Una de las fronteras más necesitadas de reconciliación humana hoy son las fronteras geográficas y políticas que en determinados lugares del mundo pueden llegar a señalar la diferencia entre la dignidad y la miseria, la garantía de los derechos fundamentales y su conculcación arbitraria, la esperanza y la frustración, la vida y la muerte.
El Padre General Arturo Sosa decía recientemente que «las migraciones interpelan nuestra existencia como cristianos». Cuando cuatro mil personas pierden la vida cada año ahogadas en el mediterráneo dejando atrás guerras y hambre no se requieren grandes disquisiciones para interpretar a qué nos convoca el Dios de las bienaventuranzas. Así lo sintió Pedro Arrupe, cuando, impresionado por la gente que huía de Vietnam en barcos, en 1980 creó el Servicio Jesuita a los Refugiados para acompañar, servir y defender a los desplazados.
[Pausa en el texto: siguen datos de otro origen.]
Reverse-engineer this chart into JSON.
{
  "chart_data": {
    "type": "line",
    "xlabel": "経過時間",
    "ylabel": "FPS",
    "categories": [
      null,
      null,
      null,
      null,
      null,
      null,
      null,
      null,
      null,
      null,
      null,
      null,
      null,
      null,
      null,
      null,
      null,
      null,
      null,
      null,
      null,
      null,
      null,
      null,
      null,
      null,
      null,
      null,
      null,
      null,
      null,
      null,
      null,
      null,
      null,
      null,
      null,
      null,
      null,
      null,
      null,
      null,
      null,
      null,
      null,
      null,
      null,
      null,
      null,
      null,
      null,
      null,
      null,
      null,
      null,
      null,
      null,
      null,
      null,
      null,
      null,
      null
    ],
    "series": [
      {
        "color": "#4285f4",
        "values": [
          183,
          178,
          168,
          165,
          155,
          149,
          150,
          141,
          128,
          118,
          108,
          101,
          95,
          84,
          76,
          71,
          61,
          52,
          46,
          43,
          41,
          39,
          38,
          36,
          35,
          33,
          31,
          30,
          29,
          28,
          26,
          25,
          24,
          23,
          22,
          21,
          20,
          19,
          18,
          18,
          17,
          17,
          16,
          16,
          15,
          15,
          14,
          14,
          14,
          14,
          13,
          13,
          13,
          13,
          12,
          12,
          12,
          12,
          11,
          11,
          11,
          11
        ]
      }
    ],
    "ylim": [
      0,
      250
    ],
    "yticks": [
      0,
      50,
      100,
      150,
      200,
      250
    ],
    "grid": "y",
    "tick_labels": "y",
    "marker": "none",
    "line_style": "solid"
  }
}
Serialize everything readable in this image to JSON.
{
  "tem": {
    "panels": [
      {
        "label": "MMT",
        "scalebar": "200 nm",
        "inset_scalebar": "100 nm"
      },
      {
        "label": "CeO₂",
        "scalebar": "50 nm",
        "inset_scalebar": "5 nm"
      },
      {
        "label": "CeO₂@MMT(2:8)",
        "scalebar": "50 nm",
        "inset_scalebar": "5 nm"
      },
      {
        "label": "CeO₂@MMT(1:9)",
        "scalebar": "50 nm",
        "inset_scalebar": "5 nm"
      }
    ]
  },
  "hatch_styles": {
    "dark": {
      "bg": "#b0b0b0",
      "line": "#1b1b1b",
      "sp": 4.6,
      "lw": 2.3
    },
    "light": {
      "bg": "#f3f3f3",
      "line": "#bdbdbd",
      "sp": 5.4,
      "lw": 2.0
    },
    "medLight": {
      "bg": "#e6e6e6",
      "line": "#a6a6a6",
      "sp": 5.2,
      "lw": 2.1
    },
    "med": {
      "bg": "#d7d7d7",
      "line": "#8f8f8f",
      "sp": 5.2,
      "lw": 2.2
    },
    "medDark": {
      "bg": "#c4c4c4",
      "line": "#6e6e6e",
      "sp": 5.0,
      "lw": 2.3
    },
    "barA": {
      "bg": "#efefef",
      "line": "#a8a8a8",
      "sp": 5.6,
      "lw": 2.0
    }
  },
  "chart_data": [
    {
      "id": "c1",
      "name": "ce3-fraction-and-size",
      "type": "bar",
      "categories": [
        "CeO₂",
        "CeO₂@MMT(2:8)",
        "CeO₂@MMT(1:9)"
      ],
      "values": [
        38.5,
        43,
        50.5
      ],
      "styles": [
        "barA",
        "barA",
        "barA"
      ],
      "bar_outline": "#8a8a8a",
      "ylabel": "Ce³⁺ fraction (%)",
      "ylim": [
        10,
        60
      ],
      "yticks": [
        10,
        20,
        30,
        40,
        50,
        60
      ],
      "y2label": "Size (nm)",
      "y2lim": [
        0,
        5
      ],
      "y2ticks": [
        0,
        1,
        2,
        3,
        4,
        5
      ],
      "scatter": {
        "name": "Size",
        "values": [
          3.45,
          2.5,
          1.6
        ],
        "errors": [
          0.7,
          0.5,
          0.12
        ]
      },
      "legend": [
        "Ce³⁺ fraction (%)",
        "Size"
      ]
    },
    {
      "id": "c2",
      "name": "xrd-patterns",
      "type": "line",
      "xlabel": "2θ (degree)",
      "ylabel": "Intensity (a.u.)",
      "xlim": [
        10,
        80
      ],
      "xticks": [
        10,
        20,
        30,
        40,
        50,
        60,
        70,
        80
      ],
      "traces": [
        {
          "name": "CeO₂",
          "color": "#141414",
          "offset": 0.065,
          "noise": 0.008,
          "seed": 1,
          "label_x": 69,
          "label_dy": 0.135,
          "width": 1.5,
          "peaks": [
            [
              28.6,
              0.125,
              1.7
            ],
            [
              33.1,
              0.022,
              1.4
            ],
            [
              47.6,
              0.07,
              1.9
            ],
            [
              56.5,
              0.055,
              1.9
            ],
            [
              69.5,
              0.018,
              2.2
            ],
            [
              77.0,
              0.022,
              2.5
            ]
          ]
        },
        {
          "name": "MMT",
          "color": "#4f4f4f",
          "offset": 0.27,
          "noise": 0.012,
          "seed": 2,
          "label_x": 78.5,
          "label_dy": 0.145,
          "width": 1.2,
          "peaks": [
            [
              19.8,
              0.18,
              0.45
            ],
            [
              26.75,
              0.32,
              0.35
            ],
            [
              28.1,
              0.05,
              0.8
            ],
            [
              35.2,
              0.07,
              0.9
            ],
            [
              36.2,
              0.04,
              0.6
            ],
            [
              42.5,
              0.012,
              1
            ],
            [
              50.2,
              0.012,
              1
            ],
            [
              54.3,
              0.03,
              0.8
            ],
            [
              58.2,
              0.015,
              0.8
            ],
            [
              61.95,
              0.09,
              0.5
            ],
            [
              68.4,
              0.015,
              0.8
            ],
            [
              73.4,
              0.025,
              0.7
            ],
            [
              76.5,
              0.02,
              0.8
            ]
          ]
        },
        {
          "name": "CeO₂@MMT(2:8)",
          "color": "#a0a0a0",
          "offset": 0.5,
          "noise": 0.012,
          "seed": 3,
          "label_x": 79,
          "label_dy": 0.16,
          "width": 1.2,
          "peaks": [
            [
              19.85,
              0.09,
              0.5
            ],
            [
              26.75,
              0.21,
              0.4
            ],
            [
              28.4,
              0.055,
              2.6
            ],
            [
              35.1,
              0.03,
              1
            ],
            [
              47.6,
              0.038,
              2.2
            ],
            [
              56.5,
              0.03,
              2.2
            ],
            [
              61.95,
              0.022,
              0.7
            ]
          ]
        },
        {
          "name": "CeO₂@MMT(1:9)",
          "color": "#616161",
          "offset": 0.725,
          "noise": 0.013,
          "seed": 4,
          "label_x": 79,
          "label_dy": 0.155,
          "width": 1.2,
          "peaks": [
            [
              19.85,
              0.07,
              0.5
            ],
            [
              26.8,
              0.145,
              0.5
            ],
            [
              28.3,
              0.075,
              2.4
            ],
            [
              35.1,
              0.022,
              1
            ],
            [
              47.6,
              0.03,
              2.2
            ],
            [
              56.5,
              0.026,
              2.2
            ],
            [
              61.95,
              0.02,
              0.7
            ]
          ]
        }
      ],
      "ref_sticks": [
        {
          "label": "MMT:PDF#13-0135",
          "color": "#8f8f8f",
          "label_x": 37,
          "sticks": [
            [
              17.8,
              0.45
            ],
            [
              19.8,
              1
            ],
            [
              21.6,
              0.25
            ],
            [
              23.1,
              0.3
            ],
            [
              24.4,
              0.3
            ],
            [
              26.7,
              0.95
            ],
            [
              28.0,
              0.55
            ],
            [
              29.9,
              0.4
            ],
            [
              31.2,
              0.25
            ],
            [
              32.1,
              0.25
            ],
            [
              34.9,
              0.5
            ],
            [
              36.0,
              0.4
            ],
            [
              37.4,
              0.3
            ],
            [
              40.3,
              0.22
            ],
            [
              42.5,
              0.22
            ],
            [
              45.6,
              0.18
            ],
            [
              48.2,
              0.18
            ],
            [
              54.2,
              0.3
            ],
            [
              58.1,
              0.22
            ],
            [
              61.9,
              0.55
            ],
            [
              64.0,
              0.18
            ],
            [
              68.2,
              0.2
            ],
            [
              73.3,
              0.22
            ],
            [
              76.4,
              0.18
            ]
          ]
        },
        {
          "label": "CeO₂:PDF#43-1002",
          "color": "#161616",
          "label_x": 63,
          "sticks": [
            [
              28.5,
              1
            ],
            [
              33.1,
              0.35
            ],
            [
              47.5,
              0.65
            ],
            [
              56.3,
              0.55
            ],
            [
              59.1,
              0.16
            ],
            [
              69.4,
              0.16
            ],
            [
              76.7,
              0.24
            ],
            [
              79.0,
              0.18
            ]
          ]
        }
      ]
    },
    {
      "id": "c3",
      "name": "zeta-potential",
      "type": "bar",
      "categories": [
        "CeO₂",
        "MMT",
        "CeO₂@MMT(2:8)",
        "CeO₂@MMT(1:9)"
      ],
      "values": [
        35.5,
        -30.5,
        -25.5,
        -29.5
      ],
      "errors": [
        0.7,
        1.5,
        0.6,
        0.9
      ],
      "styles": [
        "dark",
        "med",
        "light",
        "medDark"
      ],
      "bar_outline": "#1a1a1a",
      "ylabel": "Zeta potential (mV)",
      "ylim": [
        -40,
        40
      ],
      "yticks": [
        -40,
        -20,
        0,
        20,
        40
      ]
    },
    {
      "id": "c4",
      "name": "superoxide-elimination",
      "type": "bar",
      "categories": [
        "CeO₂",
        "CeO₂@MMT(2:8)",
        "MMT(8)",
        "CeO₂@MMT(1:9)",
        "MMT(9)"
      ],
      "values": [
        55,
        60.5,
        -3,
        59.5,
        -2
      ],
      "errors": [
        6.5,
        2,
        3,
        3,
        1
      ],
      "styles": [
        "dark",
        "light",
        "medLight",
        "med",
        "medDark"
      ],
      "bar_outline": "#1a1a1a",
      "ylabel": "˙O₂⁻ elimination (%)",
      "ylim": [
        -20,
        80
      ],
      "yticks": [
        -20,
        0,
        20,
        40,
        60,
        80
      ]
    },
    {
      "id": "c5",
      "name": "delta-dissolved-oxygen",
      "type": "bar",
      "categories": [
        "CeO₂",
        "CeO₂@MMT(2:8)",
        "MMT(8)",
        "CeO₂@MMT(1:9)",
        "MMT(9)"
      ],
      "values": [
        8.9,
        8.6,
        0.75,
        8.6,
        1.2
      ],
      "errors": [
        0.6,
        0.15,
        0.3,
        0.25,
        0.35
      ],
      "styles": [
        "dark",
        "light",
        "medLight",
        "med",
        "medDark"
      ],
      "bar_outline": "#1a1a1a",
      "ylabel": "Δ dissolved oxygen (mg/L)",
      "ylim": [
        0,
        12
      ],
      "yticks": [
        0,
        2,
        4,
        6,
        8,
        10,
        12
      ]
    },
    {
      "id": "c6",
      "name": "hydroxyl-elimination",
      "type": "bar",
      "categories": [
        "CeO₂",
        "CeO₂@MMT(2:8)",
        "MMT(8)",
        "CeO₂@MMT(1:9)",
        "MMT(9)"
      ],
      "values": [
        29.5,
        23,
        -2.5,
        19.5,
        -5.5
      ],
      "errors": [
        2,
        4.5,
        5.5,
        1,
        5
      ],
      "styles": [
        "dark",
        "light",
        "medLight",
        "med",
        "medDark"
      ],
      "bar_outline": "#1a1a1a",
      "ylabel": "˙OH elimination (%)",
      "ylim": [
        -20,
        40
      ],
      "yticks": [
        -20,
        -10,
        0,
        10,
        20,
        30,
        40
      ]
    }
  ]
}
Arrupe recordaba que, en sus albores, la Compañía de Jesús dio preferencia a las intervenciones materiales en situaciones de catástrofe y concluía que la situación de los refugiados «es un desafío a la Compañía de Jesús que no podemos ignorar si queremos seguir siendo fieles a los criterios fijados por San Ignacio a nuestro celo apostólico y a la llamada de las recientes Congregaciones Generales». Estás palabras siguen plenamente vigentes cuatro décadas más tarde.
Estamos hoy llamados a acompañar y servir a los migrantes en sus tránsitos, compartiendo el pan con ellos, haciendo de sus padecimientos y luchas las nuestras, al tiempo que trabajamos por transformar un sistema que esquilma los recursos naturales de los pobres, refuerza regímenes autoritarios y alimenta conflictos bélicos, para luego cerrar fronteras y ojos ante los millones de personas que llaman a nuestras puertas a consecuencia de todo ello.
La herida sangrante que suponen para la humanidad esas fronteras también se reproduce lejos de las vallas de espino, de los puestos de control de las estaciones marítimas y aeropuertos o de los espacios salvajes en los que las personas se someten a la ley del más fuerte —sean bandas criminales o fuerzas del orden—. La percibimos también en lugares cercanos a la cotidianidad de las sociedades del bienestar: en los centros sanitarios donde el derecho a ser asistido ya no se considera un derecho universal; en torno a los CIE, donde a miles de personas se les priva de libertad como primer paso a la expulsión; en los colegios en los que acceden «unos» y no «otros»; y en el debate público en el que los migrantes son siempre ese «otro» objeto de atención y discusión, y pocas veces sujeto para construir sociedad de manera compartida.
Estamos llamados a la reconciliación, aunque nos digan que esa misión es un «buenismo» que da alas a la xenofobia. Contamos en esta causa con la voz profética de un papa, procedente él mismo de una familia inmigrante, que ha hecho de la defensa de migrantes y refugiados uno de los temas centrales de la voz de la Iglesia. Y lo hacemos en compañía de muchos, muy diversos, que respondiendo a una responsabilidad ética que pesa sobre todos, practican la acogida y la hospitalidad o denuncian las vulneraciones de derechos básicos que se realizan en nombre de nuestra seguridad y bienestar.